# Roller Pigeons



## pluviru (Jul 14, 2011)

I am making another loft for rollers. As I am new to rollers, I want to know which breed is the best. Example which breed goes the highest in the sky and which breed rolls the most, and how many times in once they roll.

I'm going to have a 5 x 4 x 6 loft. how many of them can I keep in it?

Thank you for any information


----------



## thepigeonkey (Oct 12, 2011)

I have Birmingham rollers here in NZ, My hens do around 10 - 12 spins without breaking, I think they are the best roller breed, I do have a few high fliers to take them up high also.


----------



## pluviru (Jul 14, 2011)

thepigeonkey said:


> I have Birmingham rollers here in NZ, My hens do around 10 - 12 spins without breaking, I think they are the best roller breed, I do have a few high fliers to take them up high also.

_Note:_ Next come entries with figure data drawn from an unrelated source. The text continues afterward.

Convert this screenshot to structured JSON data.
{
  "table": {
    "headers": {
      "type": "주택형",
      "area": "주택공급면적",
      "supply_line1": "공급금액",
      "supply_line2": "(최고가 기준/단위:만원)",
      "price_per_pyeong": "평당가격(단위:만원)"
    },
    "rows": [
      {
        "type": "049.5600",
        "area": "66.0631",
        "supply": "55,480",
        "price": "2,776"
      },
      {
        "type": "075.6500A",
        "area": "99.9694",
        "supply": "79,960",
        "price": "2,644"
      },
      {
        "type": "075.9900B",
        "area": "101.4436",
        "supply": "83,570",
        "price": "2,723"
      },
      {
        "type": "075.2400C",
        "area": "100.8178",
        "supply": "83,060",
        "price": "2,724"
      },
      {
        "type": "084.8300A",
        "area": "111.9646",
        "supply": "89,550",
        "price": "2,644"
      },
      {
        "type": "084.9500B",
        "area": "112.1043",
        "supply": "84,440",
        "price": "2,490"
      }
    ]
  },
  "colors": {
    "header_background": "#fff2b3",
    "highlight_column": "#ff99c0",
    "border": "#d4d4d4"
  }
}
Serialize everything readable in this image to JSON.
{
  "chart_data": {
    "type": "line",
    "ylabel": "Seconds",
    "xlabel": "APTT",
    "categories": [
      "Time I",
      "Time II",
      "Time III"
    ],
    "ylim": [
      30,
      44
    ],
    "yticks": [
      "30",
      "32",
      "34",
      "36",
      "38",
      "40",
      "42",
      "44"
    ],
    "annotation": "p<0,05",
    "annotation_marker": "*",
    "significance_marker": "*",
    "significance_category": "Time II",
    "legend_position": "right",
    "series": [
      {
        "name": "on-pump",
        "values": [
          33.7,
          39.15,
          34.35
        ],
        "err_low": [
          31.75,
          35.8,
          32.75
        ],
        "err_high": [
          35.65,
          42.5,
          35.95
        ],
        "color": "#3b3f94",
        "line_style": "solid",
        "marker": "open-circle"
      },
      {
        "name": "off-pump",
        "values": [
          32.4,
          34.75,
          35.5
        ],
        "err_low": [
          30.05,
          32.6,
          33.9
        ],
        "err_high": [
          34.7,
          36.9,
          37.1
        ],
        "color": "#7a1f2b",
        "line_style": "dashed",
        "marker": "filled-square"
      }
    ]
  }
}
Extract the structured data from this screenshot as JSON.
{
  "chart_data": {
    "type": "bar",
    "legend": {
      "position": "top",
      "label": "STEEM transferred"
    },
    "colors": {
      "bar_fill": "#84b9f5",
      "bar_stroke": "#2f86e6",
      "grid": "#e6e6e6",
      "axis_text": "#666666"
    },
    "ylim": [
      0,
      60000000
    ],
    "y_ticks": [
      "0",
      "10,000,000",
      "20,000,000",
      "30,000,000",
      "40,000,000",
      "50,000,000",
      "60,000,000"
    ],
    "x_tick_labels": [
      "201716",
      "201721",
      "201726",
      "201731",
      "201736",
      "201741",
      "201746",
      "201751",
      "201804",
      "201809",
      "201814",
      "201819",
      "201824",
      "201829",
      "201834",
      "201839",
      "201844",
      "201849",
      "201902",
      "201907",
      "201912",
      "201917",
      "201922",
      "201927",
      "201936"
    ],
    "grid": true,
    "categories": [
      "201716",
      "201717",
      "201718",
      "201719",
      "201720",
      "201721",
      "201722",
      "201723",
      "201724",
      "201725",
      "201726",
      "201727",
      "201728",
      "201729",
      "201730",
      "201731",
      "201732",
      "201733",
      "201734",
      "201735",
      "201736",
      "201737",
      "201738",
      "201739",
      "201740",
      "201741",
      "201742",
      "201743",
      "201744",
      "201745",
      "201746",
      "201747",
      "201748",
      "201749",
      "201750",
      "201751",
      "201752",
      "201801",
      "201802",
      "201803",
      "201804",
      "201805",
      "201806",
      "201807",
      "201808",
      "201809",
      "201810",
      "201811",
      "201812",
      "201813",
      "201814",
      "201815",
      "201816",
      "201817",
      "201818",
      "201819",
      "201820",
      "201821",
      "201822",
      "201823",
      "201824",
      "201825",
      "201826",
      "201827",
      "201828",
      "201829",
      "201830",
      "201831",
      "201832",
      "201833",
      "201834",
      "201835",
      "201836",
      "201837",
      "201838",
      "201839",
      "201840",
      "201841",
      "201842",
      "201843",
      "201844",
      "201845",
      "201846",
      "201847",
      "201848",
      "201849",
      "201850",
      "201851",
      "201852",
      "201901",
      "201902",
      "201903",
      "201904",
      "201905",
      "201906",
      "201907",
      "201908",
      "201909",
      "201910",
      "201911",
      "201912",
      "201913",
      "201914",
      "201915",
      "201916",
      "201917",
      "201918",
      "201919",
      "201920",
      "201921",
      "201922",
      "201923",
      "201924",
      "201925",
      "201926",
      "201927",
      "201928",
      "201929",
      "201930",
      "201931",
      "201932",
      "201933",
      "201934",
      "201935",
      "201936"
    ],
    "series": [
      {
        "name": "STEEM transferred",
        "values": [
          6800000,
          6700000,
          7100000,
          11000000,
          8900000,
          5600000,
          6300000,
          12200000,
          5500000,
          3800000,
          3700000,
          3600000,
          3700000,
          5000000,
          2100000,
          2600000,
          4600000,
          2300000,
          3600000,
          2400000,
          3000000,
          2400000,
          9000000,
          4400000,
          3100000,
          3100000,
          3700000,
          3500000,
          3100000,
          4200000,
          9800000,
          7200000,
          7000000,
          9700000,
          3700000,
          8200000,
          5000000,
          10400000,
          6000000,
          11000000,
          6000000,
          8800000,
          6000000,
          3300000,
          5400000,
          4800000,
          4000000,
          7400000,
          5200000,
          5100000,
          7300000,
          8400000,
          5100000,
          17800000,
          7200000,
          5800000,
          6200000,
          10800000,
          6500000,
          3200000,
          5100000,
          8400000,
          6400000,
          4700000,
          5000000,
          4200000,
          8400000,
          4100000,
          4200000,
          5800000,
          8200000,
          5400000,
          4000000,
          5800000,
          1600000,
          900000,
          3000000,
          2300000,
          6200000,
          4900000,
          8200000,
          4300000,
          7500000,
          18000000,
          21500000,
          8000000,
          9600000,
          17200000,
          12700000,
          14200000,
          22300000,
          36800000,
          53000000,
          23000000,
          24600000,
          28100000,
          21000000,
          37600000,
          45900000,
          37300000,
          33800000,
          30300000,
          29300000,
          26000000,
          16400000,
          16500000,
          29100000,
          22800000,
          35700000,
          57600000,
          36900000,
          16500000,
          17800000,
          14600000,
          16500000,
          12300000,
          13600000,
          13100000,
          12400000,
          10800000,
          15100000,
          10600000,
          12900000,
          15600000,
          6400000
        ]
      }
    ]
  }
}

I was thinking to get some Birmingham rollers but it's not common in my country. Is there any strains of this breed?
Thank you


----------



## thepigeonkey (Oct 12, 2011)

I am sure there are, I am not aware of them however. There are some really good ones on you tube, Search, Memorial Day Rollers.


----------



## wcspinner (Jan 3, 2010)

Check out this site. www.rickmeerollers.com


----------



## lisa macdonald (Apr 13, 2014)

I have birds down from imports from Monty Neebles imported through Australia in 1997 from Dave Leaders to Kerry Muller - Pete Lemon etc


----------